Although I'm not a hyper-megachurch kind of guy, I really like Rick Warren. He's had ever opportunity to take advantage of his Christian celebrity status for personal gain and continually refuses to do so. Also, he's using his large church's influence to support issues like poverty and AIDS, so even though his congregation is large, it's influence is not intentionally introverted.
And I can understand why he thought it would be a great idea to get the two Presidential candidates together this past weekend for an interview at his church. Warren was trying to give both men the opportunity to answer questions on faith and morality so the people could see for themselves, as well as highlighting the importance of the evangelical vote. But even though he had good intentions, I wasn't convinced this was a good idea. True, Warren will not endorse any one candidate and maintain objectivity throughout the election season[which will keep his church from the wrath of the IRS], but the American political arena is a sewage pit. And you cannot dwell near sewage and leave untainted.
The example of this is the controversy surrounding McCain's decent performance at the forum. After a coin flip, it was deemed that Obama would go first and McCain would be in a "cone of silence" [Warren's words] until his turn. My observation after viewing much of the exchange online: Obama was mediocre and McCain came off much better than expected. But apparently McCain was still en route to the venue during Obama's time, allowing for the possibility that he might have heard the questions, and giving his detractors plenty of ammunition with which to attack both McCain AND WARREN HIMSELF.

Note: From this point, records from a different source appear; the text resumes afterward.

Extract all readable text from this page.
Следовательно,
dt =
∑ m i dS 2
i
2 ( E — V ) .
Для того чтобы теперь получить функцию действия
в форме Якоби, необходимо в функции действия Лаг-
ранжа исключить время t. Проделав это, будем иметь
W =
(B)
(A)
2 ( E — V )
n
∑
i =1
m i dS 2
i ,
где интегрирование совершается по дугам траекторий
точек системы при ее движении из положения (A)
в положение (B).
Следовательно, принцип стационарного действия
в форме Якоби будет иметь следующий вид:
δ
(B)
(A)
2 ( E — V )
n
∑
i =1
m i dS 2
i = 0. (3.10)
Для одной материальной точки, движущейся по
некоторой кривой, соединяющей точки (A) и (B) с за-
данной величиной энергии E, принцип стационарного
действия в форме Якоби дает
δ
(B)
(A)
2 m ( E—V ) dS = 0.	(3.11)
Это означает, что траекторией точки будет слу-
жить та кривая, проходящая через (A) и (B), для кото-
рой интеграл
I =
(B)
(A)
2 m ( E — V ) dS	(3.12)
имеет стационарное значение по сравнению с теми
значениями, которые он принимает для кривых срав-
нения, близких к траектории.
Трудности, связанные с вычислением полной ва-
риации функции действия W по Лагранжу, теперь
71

My opinion: Warren didn't lie about thinking McCain was sequestered, trusting that McCain would abide by his word. Now whether or not the McCain campaign actually did this, I can't say. I wouldn't even imagine to try and vouch for them on this issue. But here on Monday, it's a controversy. And I wouldn't be surprised if it led tonight's evening news.

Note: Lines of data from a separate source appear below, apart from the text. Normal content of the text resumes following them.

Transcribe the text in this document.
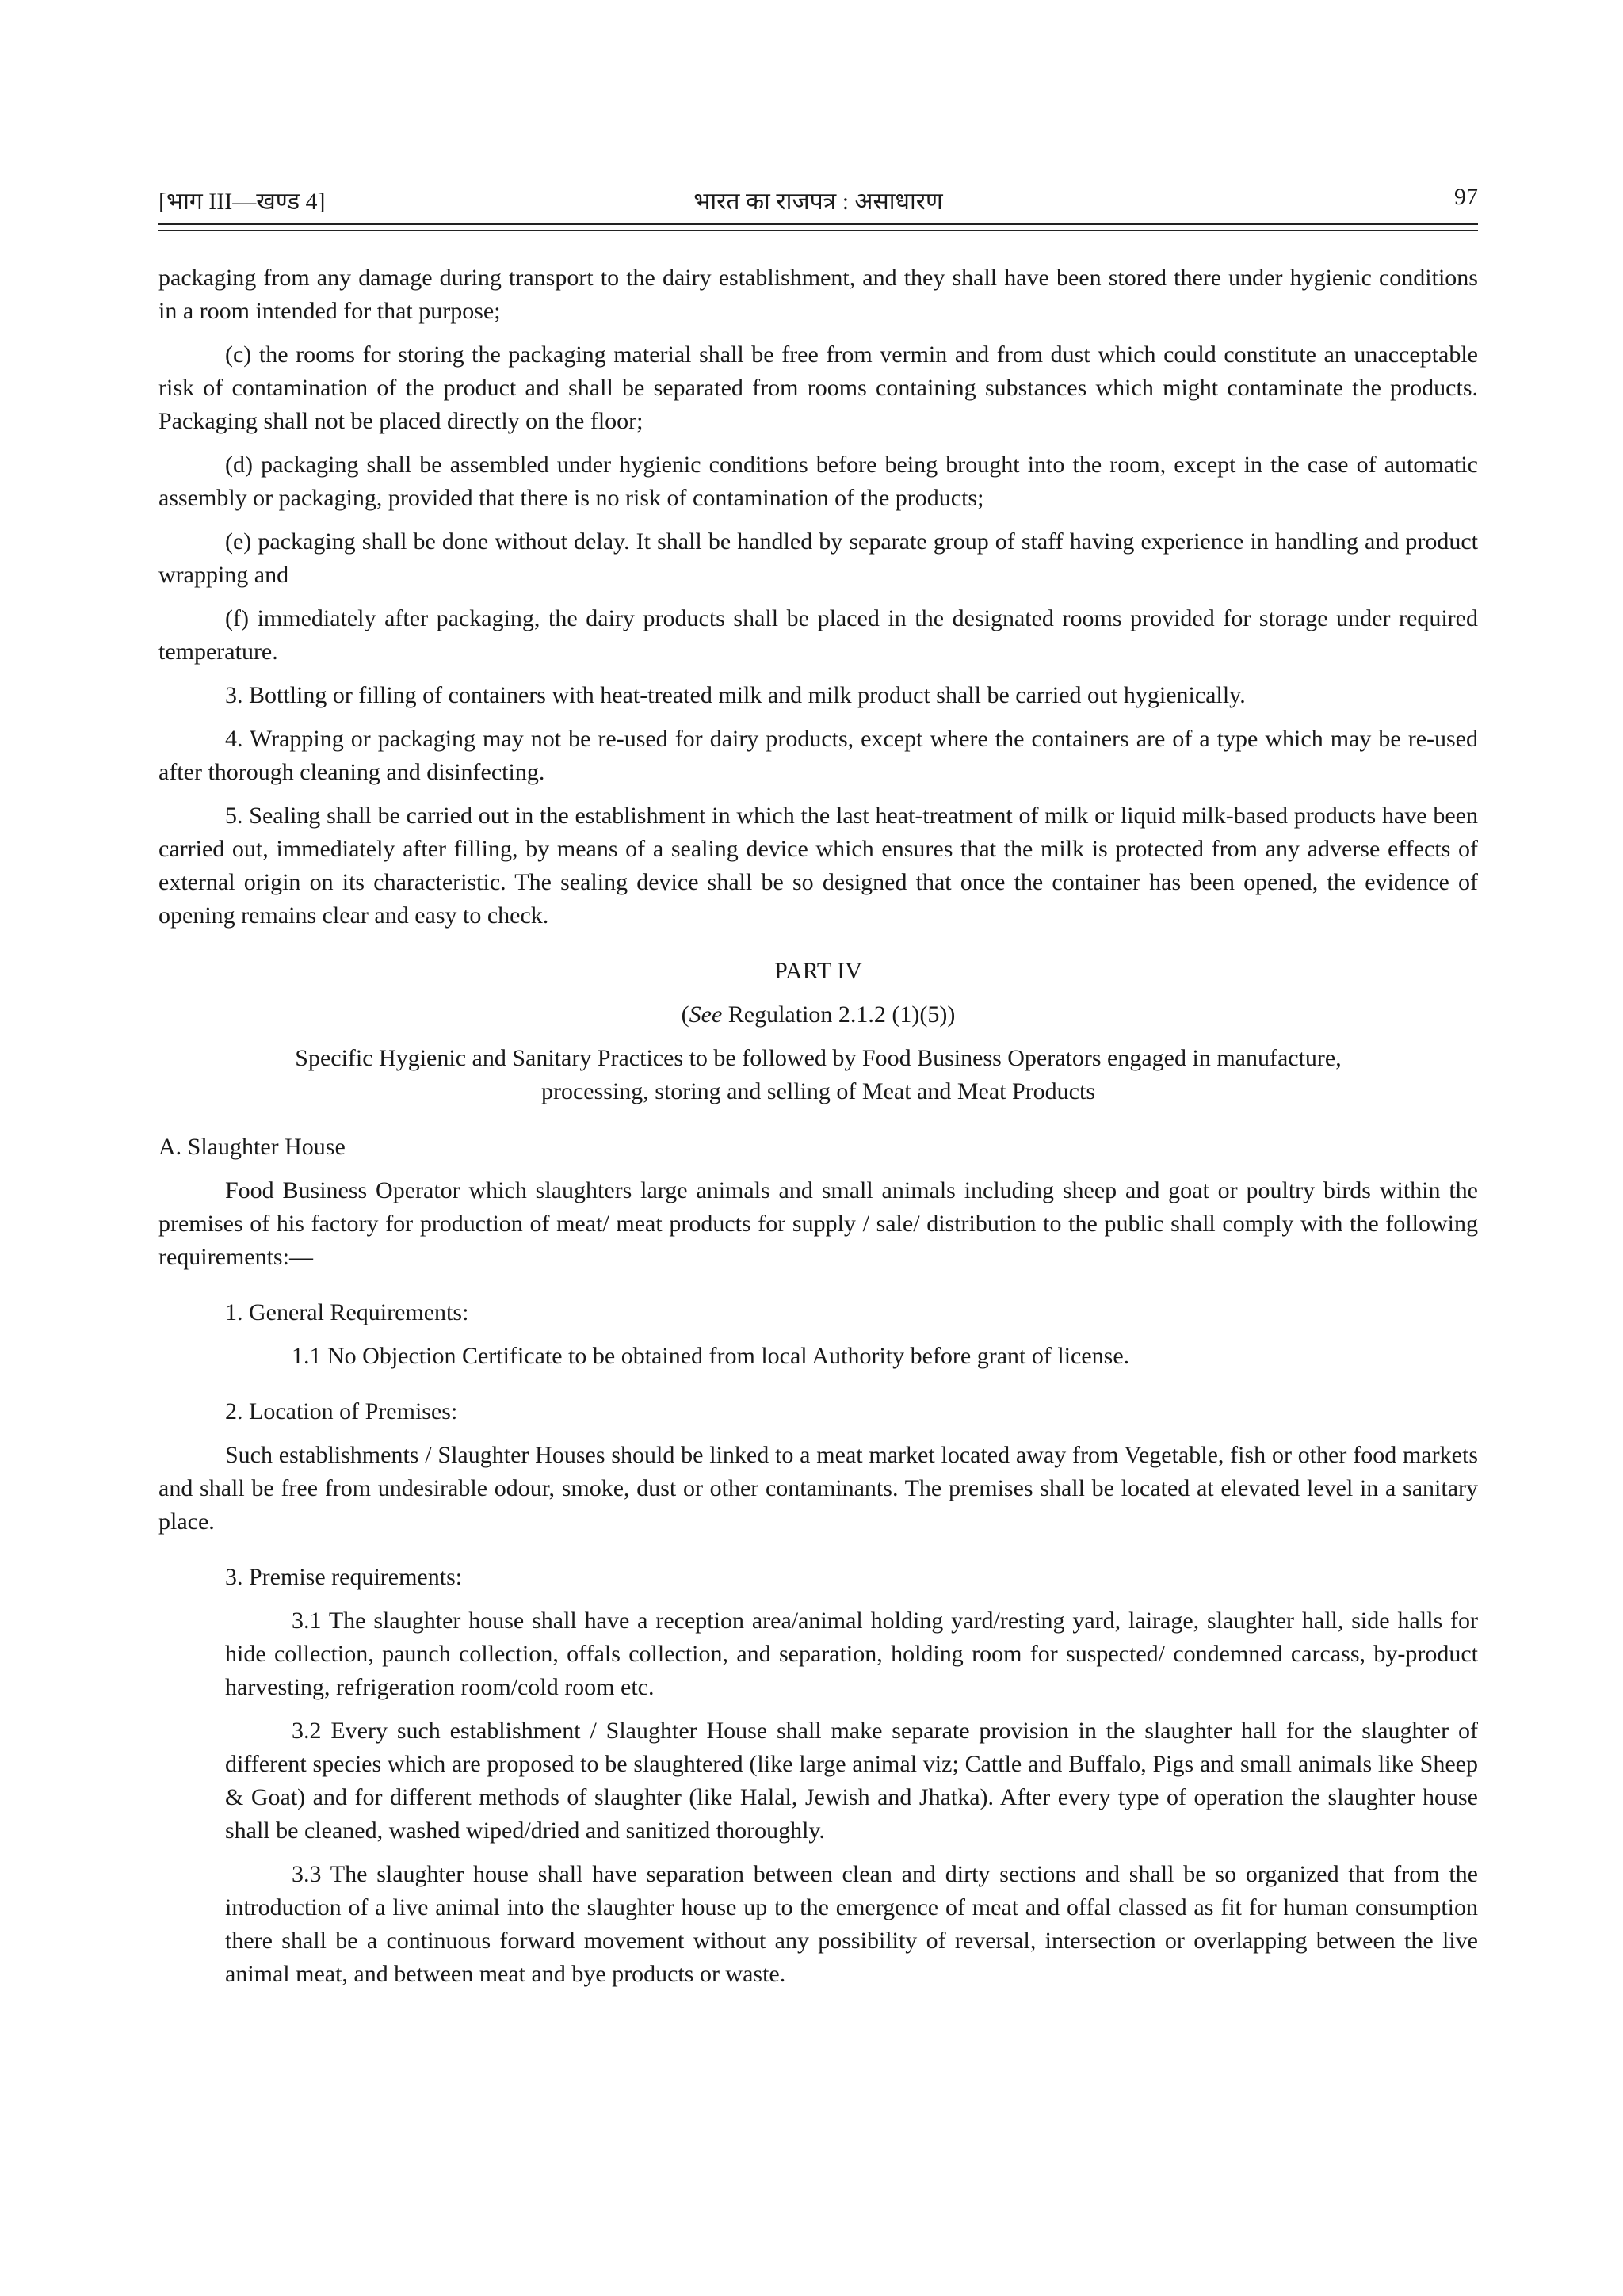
[भाग III—खण्ड 4]	भारत का राजपत्र : असाधारण	97

packaging from any damage during transport to the dairy establishment, and they shall have been stored there under hygienic conditions in a room intended for that purpose;

(c) the rooms for storing the packaging material shall be free from vermin and from dust which could constitute an unacceptable risk of contamination of the product and shall be separated from rooms containing substances which might contaminate the products. Packaging shall not be placed directly on the floor;

(d) packaging shall be assembled under hygienic conditions before being brought into the room, except in the case of automatic assembly or packaging, provided that there is no risk of contamination of the products;

(e) packaging shall be done without delay. It shall be handled by separate group of staff having experience in handling and product wrapping and

(f) immediately after packaging, the dairy products shall be placed in the designated rooms provided for storage under required temperature.

3. Bottling or filling of containers with heat-treated milk and milk product shall be carried out hygienically.

4. Wrapping or packaging may not be re-used for dairy products, except where the containers are of a type which may be re-used after thorough cleaning and disinfecting.

5. Sealing shall be carried out in the establishment in which the last heat-treatment of milk or liquid milk-based products have been carried out, immediately after filling, by means of a sealing device which ensures that the milk is protected from any adverse effects of external origin on its characteristic. The sealing device shall be so designed that once the container has been opened, the evidence of opening remains clear and easy to check.

PART IV

(See Regulation 2.1.2 (1)(5))

Specific Hygienic and Sanitary Practices to be followed by Food Business Operators engaged in manufacture,

processing, storing and selling of Meat and Meat Products

A. Slaughter House

Food Business Operator which slaughters large animals and small animals including sheep and goat or poultry birds within the premises of his factory for production of meat/ meat products for supply / sale/ distribution to the public shall comply with the following requirements:—

1. General Requirements:

1.1 No Objection Certificate to be obtained from local Authority before grant of license.

2. Location of Premises:

Such establishments / Slaughter Houses should be linked to a meat market located away from Vegetable, fish or other food markets and shall be free from undesirable odour, smoke, dust or other contaminants. The premises shall be located at elevated level in a sanitary place.

3. Premise requirements:

3.1 The slaughter house shall have a reception area/animal holding yard/resting yard, lairage, slaughter hall, side halls for hide collection, paunch collection, offals collection, and separation, holding room for suspected/ condemned carcass, by-product harvesting, refrigeration room/cold room etc.

3.2 Every such establishment / Slaughter House shall make separate provision in the slaughter hall for the slaughter of different species which are proposed to be slaughtered (like large animal viz; Cattle and Buffalo, Pigs and small animals like Sheep & Goat) and for different methods of slaughter (like Halal, Jewish and Jhatka). After every type of operation the slaughter house shall be cleaned, washed wiped/dried and sanitized thoroughly.

3.3 The slaughter house shall have separation between clean and dirty sections and shall be so organized that from the introduction of a live animal into the slaughter house up to the emergence of meat and offal classed as fit for human consumption there shall be a continuous forward movement without any possibility of reversal, intersection or overlapping between the live animal meat, and between meat and bye products or waste.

So now, Warren is under scrutiny for something ridiculous, and his church is going to be called to defend him. Despite all the amazing things that he's done for people around the country and around the world, the general public will begin to associate him with helping John McCain look better than Barack Obama— whether it's the truth or not.
Like I've said here before, I love to watch politics. But I observe as if it's a sporting event, not really caring who wins or loses. When the church gets involved in the political arena, there is little chance that anything good can come out of it.
And I prefer not to smell like sewage.